So, you’re sweet babe is around 6 months old, sitting unassisted, and showing interest in your food. Awesome! Now is a great time to start solids. Baby-led weaning has been all the rage for quite some time now. And I totally understand why – babies eat what you eat, you don’t have to buy or make purees, they feed themselves, and they are introduced to a variety of textures.
While it’s a little messy in the beginning, baby quickly learns how to feed herself. This is one of the wonderful things about BLW – you can sit and enjoy a meal with your baby instead delaying your meal to feed her.
Now, you may have noticed that the title of this post is VEGAN BLW – not just BLW – so I’m here to offer examples for starting your baby on a vegan diet. There are several compelling reasons to raising a vegan baby.
Please keep in mind that I am not a doctor, nor a dietician – just a well-informed mom doing what I think is best for my babe.

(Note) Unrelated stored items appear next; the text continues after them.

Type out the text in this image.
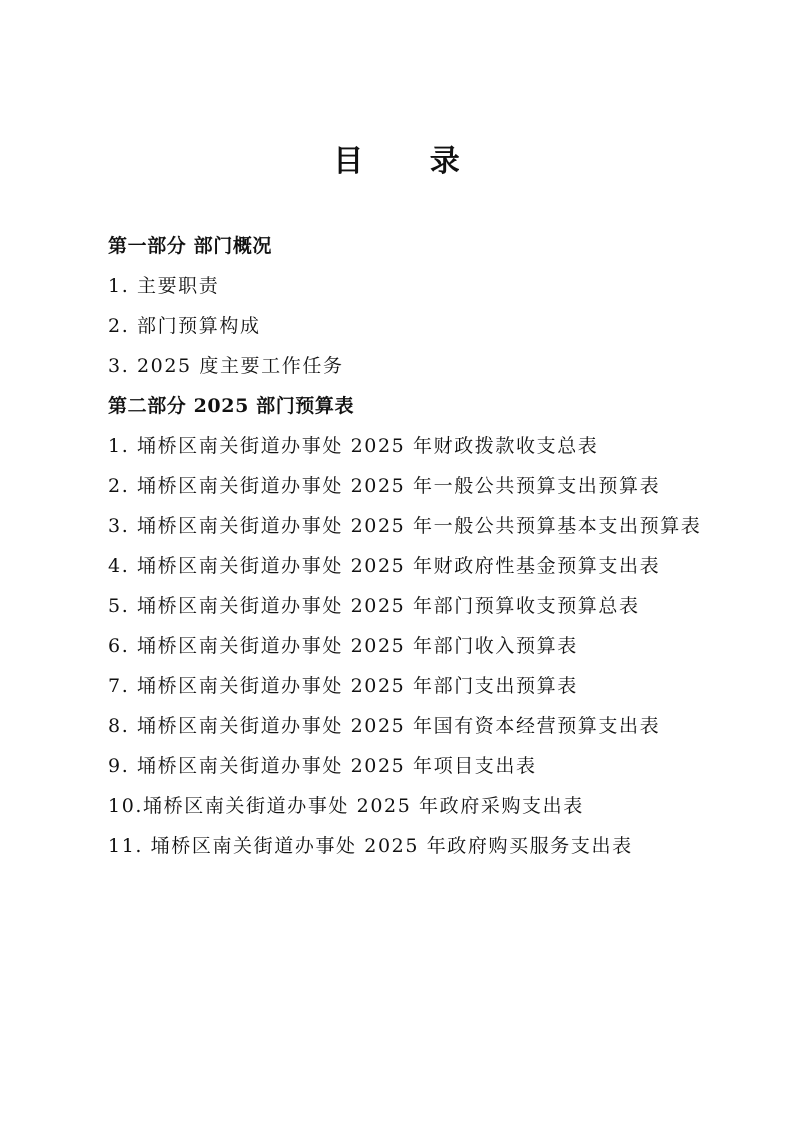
目 录
第一部分 部门概况
1. 主要职责
2. 部门预算构成
3. 2025 度主要工作任务
第二部分 2025 部门预算表
1. 埇桥区南关街道办事处 2025 年财政拨款收支总表
2. 埇桥区南关街道办事处 2025 年一般公共预算支出预算表
3. 埇桥区南关街道办事处 2025 年一般公共预算基本支出预算表
4. 埇桥区南关街道办事处 2025 年财政府性基金预算支出表
5. 埇桥区南关街道办事处 2025 年部门预算收支预算总表
6. 埇桥区南关街道办事处 2025 年部门收入预算表
7. 埇桥区南关街道办事处 2025 年部门支出预算表
8. 埇桥区南关街道办事处 2025 年国有资本经营预算支出表
9. 埇桥区南关街道办事处 2025 年项目支出表
10.埇桥区南关街道办事处 2025 年政府采购支出表
11. 埇桥区南关街道办事处 2025 年政府购买服务支出表
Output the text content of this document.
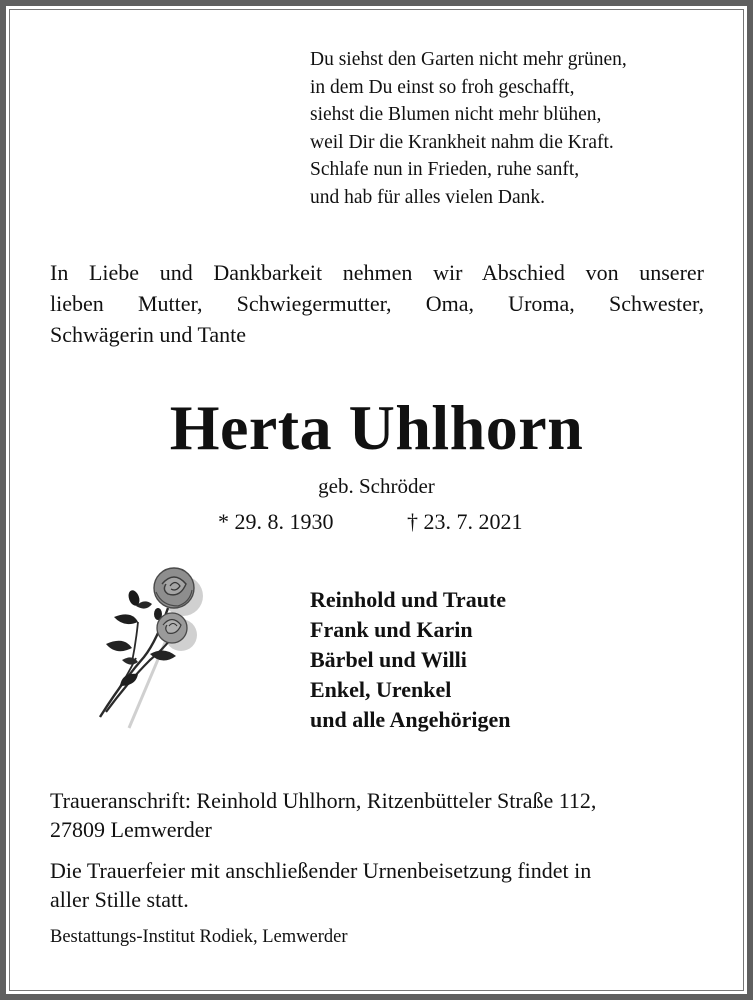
Du siehst den Garten nicht mehr grünen,
in dem Du einst so froh geschafft,
siehst die Blumen nicht mehr blühen,
weil Dir die Krankheit nahm die Kraft.
Schlafe nun in Frieden, ruhe sanft,
und hab für alles vielen Dank.
In Liebe und Dankbarkeit nehmen wir Abschied von unserer
lieben Mutter, Schwiegermutter, Oma, Uroma, Schwester,
Schwägerin und Tante
Herta Uhlhorn
geb. Schröder
* 29. 8. 1930	† 23. 7. 2021
Reinhold und Traute
Frank und Karin
Bärbel und Willi
Enkel, Urenkel
und alle Angehörigen
Traueranschrift: Reinhold Uhlhorn, Ritzenbütteler Straße 112,
27809 Lemwerder
Die Trauerfeier mit anschließender Urnenbeisetzung findet in
aller Stille statt.
Bestattungs-Institut Rodiek, Lemwerder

Through the first year, breast milk or formula needs to be your baby’s main diet – solids only complement milk until baby turns 1.
Vegan BLW really isn’t so different from regular BLW. Most babies start off eating similar things:
• Sweet potatoes (steamed or baked)
• Carrots (steamed or roasted)
• Broccoli (steamed or roasted)
• Zucchini (sauteed or roasted)
• Yogurt (almond milk, flax, etc)
• Pears and apples (baked)
As your baby gets older and more experienced with chewing, you can start offering her food with a little more texture:
• Nut butter
• Toast (crust removed)
• Beets (steamed or roasted)
• Asparagus (steamed or roasted)
• Mashed beans
• Green beans
• Spinach (steamed)
Then, your baby develops a pincer grasp and can eat even more:
Onlookers, or you yourself, may be concerned with your baby’s protein intake. This is where vegan BLW differs from non-vegan BLW. Lots of babies try eggs, cheese, shrimp, chicken, etc, which satisfy their protein needs.
Don’t fret, mama, there are lots of nutrition specifics that most parents don’t know about. For instance, dairy inhibits your baby’s ability to absorb iron. Protein isn’t the only concern for herbivores and omnivores, alike.
To calculate the recommended daily amount of protein for your baby’s size, multiply .65 x your baby’s weight in pounds. This calculation is approximated for babies 6-12months.
So, if your baby weighs 17lbs: 17 x .65= 11.05. Your baby needs 11.05g of protein per day.
Breast milk contains approximately 2.5g of protein per cup. Your vegan baby can easily get the remaining protein they need from beans, tofu, lentil pasta, hummus, grains, and bread. Serve a protein, vegetable, and fruit with every meal. Check with your doctor or nutritionist if you’re concerned.
These are just a few examples – and remember that it’s a great idea to start seasoning baby’s food from the beginning. Just don’t add salt to their food until they’re 1.
Mrs. Dash’s seasonings are full of flavor and contain 0mg sodium – try using a variety of blends for baby’s foods.